The Monofer formulation contains iron in a strongly bound complex that enables a controlled and slow release of bioavailable iron to iron-binding proteins with little risk of free iron toxicity. After administration of a single dose of Monofer of 100 to 1000 mg of iron in pharmacokinetic studies, the iron injected or infused was cleared from the plasma with a half-life that ranged from 1 to 4 days. Renal elimination of iron was negligible.
Following intravenous administration, iron isomaltoside 1000 is rapidly taken up by the cells in the reticuloendothelial system (RES), particularly in the liver and spleen from where iron is slowly released.

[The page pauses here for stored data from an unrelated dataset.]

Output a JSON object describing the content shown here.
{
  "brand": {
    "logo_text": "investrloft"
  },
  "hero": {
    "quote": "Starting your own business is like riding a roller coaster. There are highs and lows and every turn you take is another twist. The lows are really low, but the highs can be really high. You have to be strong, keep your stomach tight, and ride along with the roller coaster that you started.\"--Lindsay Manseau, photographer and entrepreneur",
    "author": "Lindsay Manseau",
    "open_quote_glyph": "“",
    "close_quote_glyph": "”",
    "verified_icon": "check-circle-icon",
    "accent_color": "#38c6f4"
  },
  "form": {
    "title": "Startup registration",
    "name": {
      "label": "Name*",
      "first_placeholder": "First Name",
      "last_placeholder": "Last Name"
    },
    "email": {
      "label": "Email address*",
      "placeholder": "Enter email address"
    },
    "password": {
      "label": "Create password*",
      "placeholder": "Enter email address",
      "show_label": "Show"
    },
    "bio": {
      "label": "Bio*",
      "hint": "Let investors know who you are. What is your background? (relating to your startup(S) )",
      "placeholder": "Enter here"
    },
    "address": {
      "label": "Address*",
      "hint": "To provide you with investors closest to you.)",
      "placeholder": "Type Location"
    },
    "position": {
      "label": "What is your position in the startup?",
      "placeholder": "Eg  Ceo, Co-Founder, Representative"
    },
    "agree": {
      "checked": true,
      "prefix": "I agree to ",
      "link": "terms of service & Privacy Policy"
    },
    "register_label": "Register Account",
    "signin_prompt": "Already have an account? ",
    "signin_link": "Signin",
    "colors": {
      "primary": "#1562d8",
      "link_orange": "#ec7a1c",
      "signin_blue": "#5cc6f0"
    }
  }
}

Circulating iron is removed from the plasma by cells of the reticuloendothelial system which split the complex into its components of iron and isomaltoside 1000. The iron is immediately bound to the available protein moieties to form hemosiderin or ferritin, the physiological storage forms of iron, or to a lesser extent, to the transport molecule transferrin. This iron, which is subject to physiological control, replenishes haemoglobin and depleted iron stores.
Iron is not easily eliminated from the body and accumulation can be toxic. Due to the size of the complex, Monofer is not eliminated via the kidneys. Small quantities of iron are eliminated in urine and faeces.
Isomaltoside 1000 is either metabolised or excreted.
Iron complexes have been reported to be teratogenic and embryocidal in non-anaemic pregnant animals at high single doses above 125 mg iron/kg body weight. The highest recommended dose in clinical use is 20 mg iron/kg body weight.
In a fertility study with Monofer in rats no effects on male reproductive performance and spermatogenic parameters were found at dose level tested.